While the upcoming Americas Netball (AN) World Cup Qualifiers, to be hosted on Jamaican soil, don’t count as one such championship with medal prospects, for Daley it represents a window through which the girls who fall under her programme can gain valuable experience.
The qualifiers, scheduled for October 15-22 at the National Indoor Sports Centre, will see eight countries battling for two spots to next year’s Netball World Cup in Cape Town, South Africa.
Barbados, Antigua & Barbuda, Cayman Islands, Grenada, St Lucia, St Vincent & the Grenadines, Trinidad and Tobago, and the USA are the teams hunting the available spaces.
Though already qualified for the World Cup, the number-three ranked Sunshine Girls will be the tournament’s ninth team, as they seek to add ranking points.

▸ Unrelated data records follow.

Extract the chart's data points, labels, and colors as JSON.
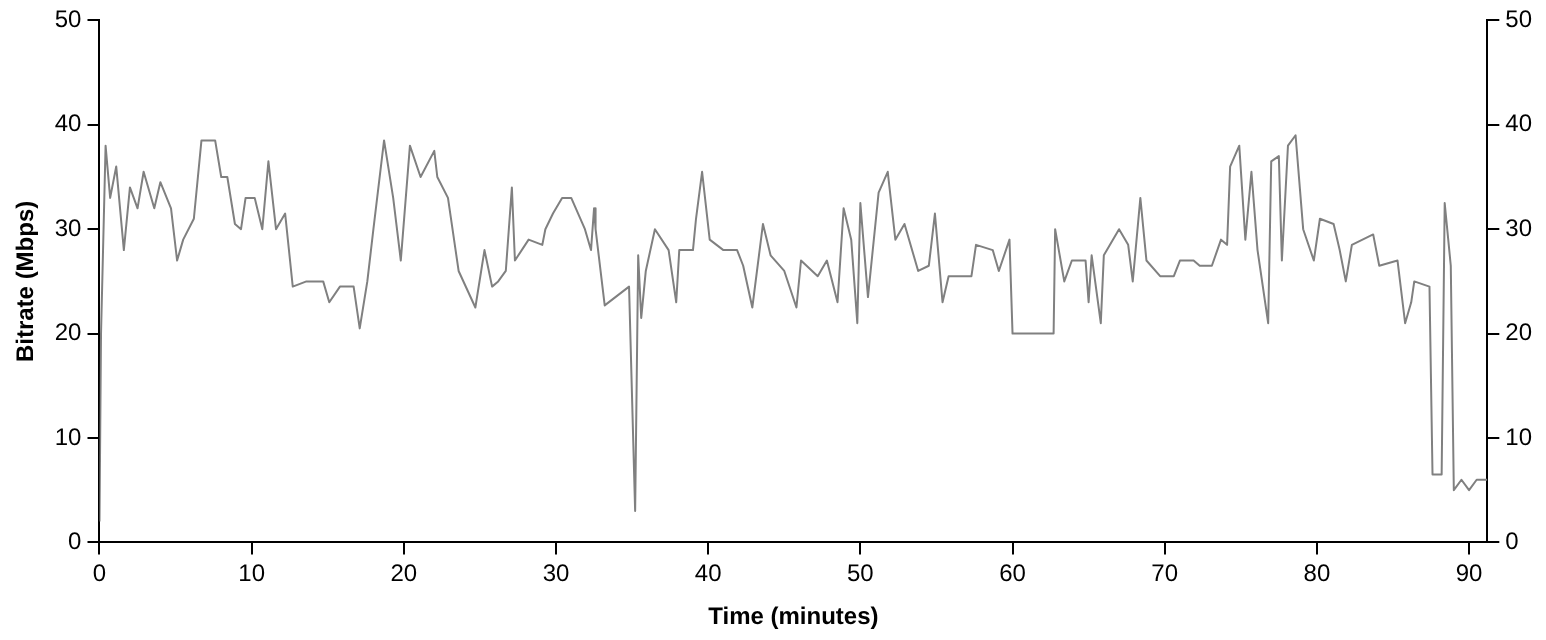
{
  "chart_data": {
    "type": "line",
    "xlabel": "Time (minutes)",
    "ylabel": "Bitrate (Mbps)",
    "xlim": [
      0,
      91.2
    ],
    "xticks": [
      0,
      10,
      20,
      30,
      40,
      50,
      60,
      70,
      80,
      90
    ],
    "ylim": [
      0,
      50
    ],
    "yticks": [
      0,
      10,
      20,
      30,
      40,
      50
    ],
    "y2lim": [
      0,
      50
    ],
    "y2ticks": [
      0,
      10,
      20,
      30,
      40,
      50
    ],
    "grid": false,
    "legend": false,
    "marker": "none",
    "line_style": "solid",
    "series": [
      {
        "color": "#808080",
        "x": [
          0,
          0.1,
          0.4,
          0.7,
          1.1,
          1.6,
          2.0,
          2.5,
          2.9,
          3.6,
          4.0,
          4.7,
          5.1,
          5.5,
          6.2,
          6.7,
          7.6,
          8.0,
          8.4,
          8.9,
          9.3,
          9.6,
          10.2,
          10.7,
          11.1,
          11.6,
          12.2,
          12.7,
          13.6,
          14.7,
          15.1,
          15.8,
          16.7,
          17.1,
          17.6,
          18.0,
          18.7,
          19.3,
          19.8,
          20.4,
          21.1,
          22.0,
          22.2,
          22.9,
          23.6,
          24.7,
          25.3,
          25.8,
          26.2,
          26.7,
          27.1,
          27.3,
          28.2,
          29.1,
          29.3,
          29.8,
          30.4,
          31.0,
          31.9,
          32.3,
          32.5,
          32.6,
          33.2,
          34.8,
          35.2,
          35.4,
          35.6,
          35.9,
          36.5,
          37.4,
          37.9,
          38.1,
          39.0,
          39.2,
          39.6,
          40.1,
          41.0,
          41.9,
          42.3,
          42.9,
          43.6,
          44.1,
          45.0,
          45.8,
          46.1,
          47.2,
          47.8,
          48.5,
          48.9,
          49.4,
          49.8,
          50.0,
          50.5,
          51.2,
          51.8,
          52.3,
          52.9,
          53.8,
          54.5,
          54.9,
          55.4,
          55.8,
          57.3,
          57.6,
          58.7,
          59.1,
          59.8,
          60.0,
          62.7,
          62.8,
          63.4,
          63.9,
          64.8,
          65.0,
          65.2,
          65.8,
          66.0,
          67.0,
          67.6,
          67.9,
          68.4,
          68.8,
          69.7,
          70.6,
          71.0,
          71.9,
          72.3,
          73.1,
          73.7,
          74.1,
          74.3,
          74.9,
          75.3,
          75.7,
          76.1,
          76.8,
          77.0,
          77.5,
          77.7,
          78.1,
          78.6,
          79.1,
          79.8,
          80.2,
          81.1,
          81.5,
          81.9,
          82.3,
          83.7,
          84.1,
          85.3,
          85.8,
          86.2,
          86.4,
          87.4,
          87.6,
          88.2,
          88.4,
          88.8,
          89.0,
          89.5,
          90.0,
          90.5,
          91.2
        ],
        "values": [
          2,
          20,
          38,
          33,
          36,
          28,
          34,
          32,
          35.5,
          32,
          34.5,
          32,
          27,
          29,
          31,
          38.5,
          38.5,
          35,
          35,
          30.5,
          30,
          33,
          33,
          30,
          36.5,
          30,
          31.5,
          24.5,
          25,
          25,
          23,
          24.5,
          24.5,
          20.5,
          25,
          30,
          38.5,
          33,
          27,
          38,
          35,
          37.5,
          35,
          33,
          26,
          22.5,
          28,
          24.5,
          25,
          26,
          34,
          27,
          29,
          28.5,
          30,
          31.5,
          33,
          33,
          30,
          28,
          32,
          30,
          22.7,
          24.5,
          3,
          27.5,
          21.5,
          26,
          30,
          28,
          23,
          28,
          28,
          31,
          35.5,
          29,
          28,
          28,
          26.5,
          22.5,
          30.5,
          27.5,
          26,
          22.5,
          27,
          25.5,
          27,
          23,
          32,
          29,
          21,
          32.5,
          23.5,
          33.5,
          35.5,
          29,
          30.5,
          26,
          26.5,
          31.5,
          23,
          25.5,
          25.5,
          28.5,
          28,
          26,
          29,
          20,
          20,
          30,
          25,
          27,
          27,
          23,
          27.5,
          21,
          27.5,
          30,
          28.5,
          25,
          33,
          27,
          25.5,
          25.5,
          27,
          27,
          26.5,
          26.5,
          29,
          28.5,
          36,
          38,
          29,
          35.5,
          28,
          21,
          36.5,
          37,
          27,
          38,
          39,
          30,
          27,
          31,
          30.5,
          28,
          25,
          28.5,
          29.5,
          26.5,
          27,
          21,
          23,
          25,
          24.5,
          6.5,
          6.5,
          32.5,
          26.5,
          5,
          6,
          5,
          6,
          6
        ]
      }
    ]
  }
}
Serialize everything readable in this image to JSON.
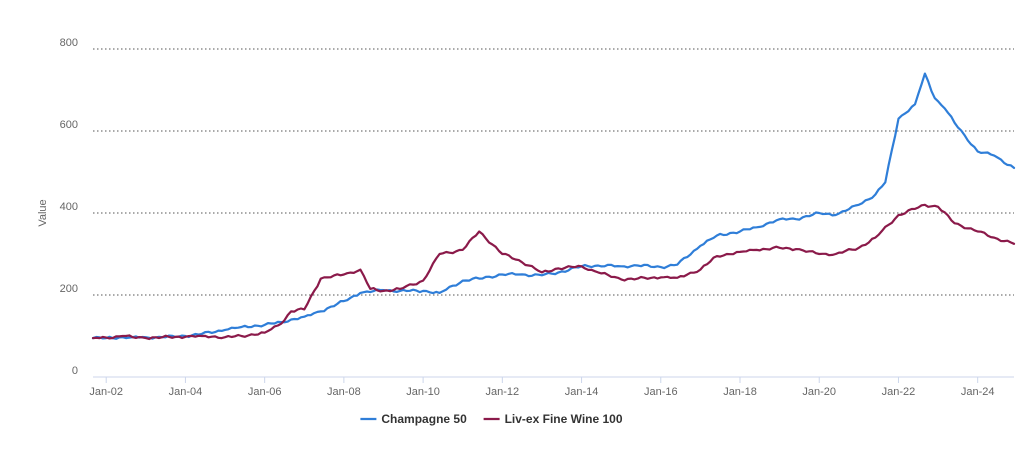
{
  "chart_data": {
    "type": "line",
    "title": "",
    "xlabel": "",
    "ylabel": "Value",
    "ylim": [
      0,
      800
    ],
    "xlim": [
      "2001-09",
      "2024-12"
    ],
    "y_ticks": [
      "0",
      "200",
      "400",
      "600",
      "800"
    ],
    "x_ticks": [
      {
        "label": "Jan-02",
        "date": "2002-01"
      },
      {
        "label": "Jan-04",
        "date": "2004-01"
      },
      {
        "label": "Jan-06",
        "date": "2006-01"
      },
      {
        "label": "Jan-08",
        "date": "2008-01"
      },
      {
        "label": "Jan-10",
        "date": "2010-01"
      },
      {
        "label": "Jan-12",
        "date": "2012-01"
      },
      {
        "label": "Jan-14",
        "date": "2014-01"
      },
      {
        "label": "Jan-16",
        "date": "2016-01"
      },
      {
        "label": "Jan-18",
        "date": "2018-01"
      },
      {
        "label": "Jan-20",
        "date": "2020-01"
      },
      {
        "label": "Jan-22",
        "date": "2022-01"
      },
      {
        "label": "Jan-24",
        "date": "2024-01"
      }
    ],
    "grid": true,
    "legend_position": "bottom-center",
    "series": [
      {
        "name": "Champagne 50",
        "color": "#2f7ed8",
        "x": [
          "2001-09",
          "2002-01",
          "2002-06",
          "2002-09",
          "2003-01",
          "2003-06",
          "2004-01",
          "2004-06",
          "2005-01",
          "2005-06",
          "2006-01",
          "2006-06",
          "2007-01",
          "2007-06",
          "2008-01",
          "2008-06",
          "2009-01",
          "2009-06",
          "2010-01",
          "2010-06",
          "2011-01",
          "2011-06",
          "2012-01",
          "2012-06",
          "2013-01",
          "2013-06",
          "2014-01",
          "2014-06",
          "2015-01",
          "2015-06",
          "2016-01",
          "2016-06",
          "2017-01",
          "2017-06",
          "2018-01",
          "2018-06",
          "2019-01",
          "2019-06",
          "2020-01",
          "2020-06",
          "2021-01",
          "2021-06",
          "2021-09",
          "2022-01",
          "2022-06",
          "2022-09",
          "2022-12",
          "2023-03",
          "2023-06",
          "2023-09",
          "2024-01",
          "2024-06",
          "2024-12"
        ],
        "values": [
          95,
          95,
          97,
          97,
          97,
          97,
          100,
          105,
          115,
          122,
          127,
          134,
          147,
          160,
          185,
          205,
          212,
          210,
          210,
          205,
          235,
          240,
          250,
          250,
          248,
          255,
          270,
          272,
          270,
          272,
          268,
          274,
          320,
          345,
          355,
          365,
          385,
          385,
          400,
          395,
          420,
          445,
          475,
          630,
          665,
          740,
          680,
          655,
          620,
          590,
          550,
          540,
          510
        ]
      },
      {
        "name": "Liv-ex Fine Wine 100",
        "color": "#8b1a4a",
        "x": [
          "2001-09",
          "2002-01",
          "2002-06",
          "2002-09",
          "2003-01",
          "2003-06",
          "2004-01",
          "2004-06",
          "2005-01",
          "2005-06",
          "2006-01",
          "2006-06",
          "2006-09",
          "2007-01",
          "2007-06",
          "2008-01",
          "2008-06",
          "2008-09",
          "2009-01",
          "2009-06",
          "2010-01",
          "2010-06",
          "2011-01",
          "2011-06",
          "2012-01",
          "2012-06",
          "2013-01",
          "2013-06",
          "2014-01",
          "2014-06",
          "2015-01",
          "2015-06",
          "2016-01",
          "2016-06",
          "2017-01",
          "2017-06",
          "2018-01",
          "2018-06",
          "2019-01",
          "2019-06",
          "2020-01",
          "2020-06",
          "2021-01",
          "2021-06",
          "2022-01",
          "2022-06",
          "2022-09",
          "2023-01",
          "2023-06",
          "2024-01",
          "2024-06",
          "2024-12"
        ],
        "values": [
          95,
          96,
          100,
          97,
          95,
          97,
          98,
          100,
          97,
          100,
          108,
          130,
          160,
          165,
          240,
          250,
          262,
          215,
          210,
          215,
          235,
          300,
          310,
          355,
          300,
          285,
          255,
          265,
          270,
          255,
          238,
          240,
          243,
          242,
          262,
          295,
          305,
          310,
          315,
          312,
          300,
          300,
          315,
          340,
          395,
          410,
          420,
          415,
          375,
          355,
          340,
          325
        ]
      }
    ]
  }
}
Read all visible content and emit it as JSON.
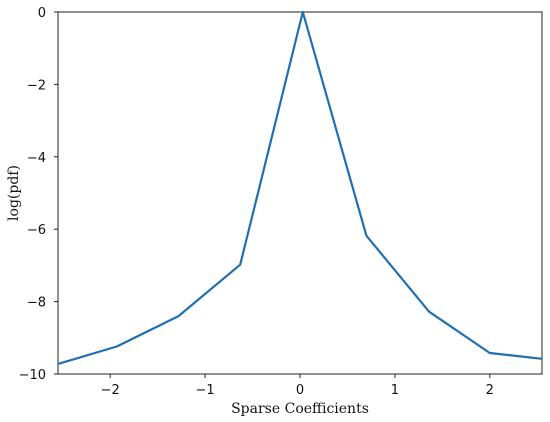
{
  "chart_data": {
    "type": "line",
    "xlabel": "Sparse Coefficients",
    "ylabel": "log(pdf)",
    "xlim": [
      -2.55,
      2.55
    ],
    "ylim": [
      -10,
      0
    ],
    "xticks": [
      -2,
      -1,
      0,
      1,
      2
    ],
    "xtick_labels": [
      "−2",
      "−1",
      "0",
      "1",
      "2"
    ],
    "yticks": [
      0,
      -2,
      -4,
      -6,
      -8,
      -10
    ],
    "ytick_labels": [
      "0",
      "−2",
      "−4",
      "−6",
      "−8",
      "−10"
    ],
    "grid": false,
    "series": [
      {
        "color": "#1f6fb2",
        "x": [
          -2.55,
          -1.93,
          -1.28,
          -0.63,
          0.03,
          0.7,
          1.36,
          2.0,
          2.55
        ],
        "y": [
          -9.72,
          -9.24,
          -8.4,
          -6.98,
          0.0,
          -6.18,
          -8.28,
          -9.42,
          -9.58
        ]
      }
    ]
  }
}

With some members of the historic silver medal-winning team from the recent Commonwealth Games expected to be rested, Daley welcomes the chance to throw some of her aspiring stars into action with the proverbial big girls.
“The Netball World Cup Qualifiers is really significant to the growth and development of netball, not just in Jamaica, but also in the region, and so it means a lot to me that the ladies from the development programme will be involved,” Daley told the Jamaica Observer.
“These ladies played against their age group in Guadeloupe recently and now they will be playing against more senior and experienced ladies, and this will surely benefit them,” she added.
Aside from the physical benefits that will come from their time on court, Daley believes the qualifiers also provide the opportunity for the aspiring players to grasp as much knowledge from their senior counterparts, many of whom might be in their final cycle, which will culminate at the World Cup.
It is with that in mind that she is hoping that the development players will capitalise on the opening, especially given the fact that they represent the next line of Jamaica’s Sunshine Girls’ legacy.
“The programme in Jamaica now is geared towards expanding the squad because we need to ensure that, when we are selecting teams, we have the best team representing Jamaica at all times, and for that to happen we need depth,” Daley noted.
“So it means we need to expose the girls to more competitive netball. So once we are exposing a wider group to competitive netball, you’re going to find that the best [players] will emerge, so it’s really important,” she said.
Much like Americas Netball President Marva Bernard, Daley alluded to the significance of improving the sport across the board in the region as this will only ensure that the top-ranked Jamaicans continue to lift their game against their lower-ranked regional counterparts.
Bernard, who is in the final year of her four-year tenure as president, told the Jamaica Observer in a recent interview that her administration was doing everything in its power to leave the sport in good stead.
“We are doing everything to improve the performances [of teams across the region]. We have had several coaching courses and one is due to start next week. Hopefully coaches from Jamaica can be exported to the region, as several countries are ranked below 20 and they can be ranked higher with improved coaching systems and structures,” Bernard said.
Daley concurred.
“Having the other teams come here as well is developing Netball in the region and, in order for us to have competitive netball within the region, we also need to assist the coaches and players in the region for them to get better,” said Daley.
“Once netball in the region improves, it automatically means that Jamaica netball will also improve because playing against regional teams that are getting better will push us to lift our game. So it’s good for us to be a part of this competition,” she said.
Jamaica’s games will only count towards ranking points and, as such, will not be factored on the final results of qualification.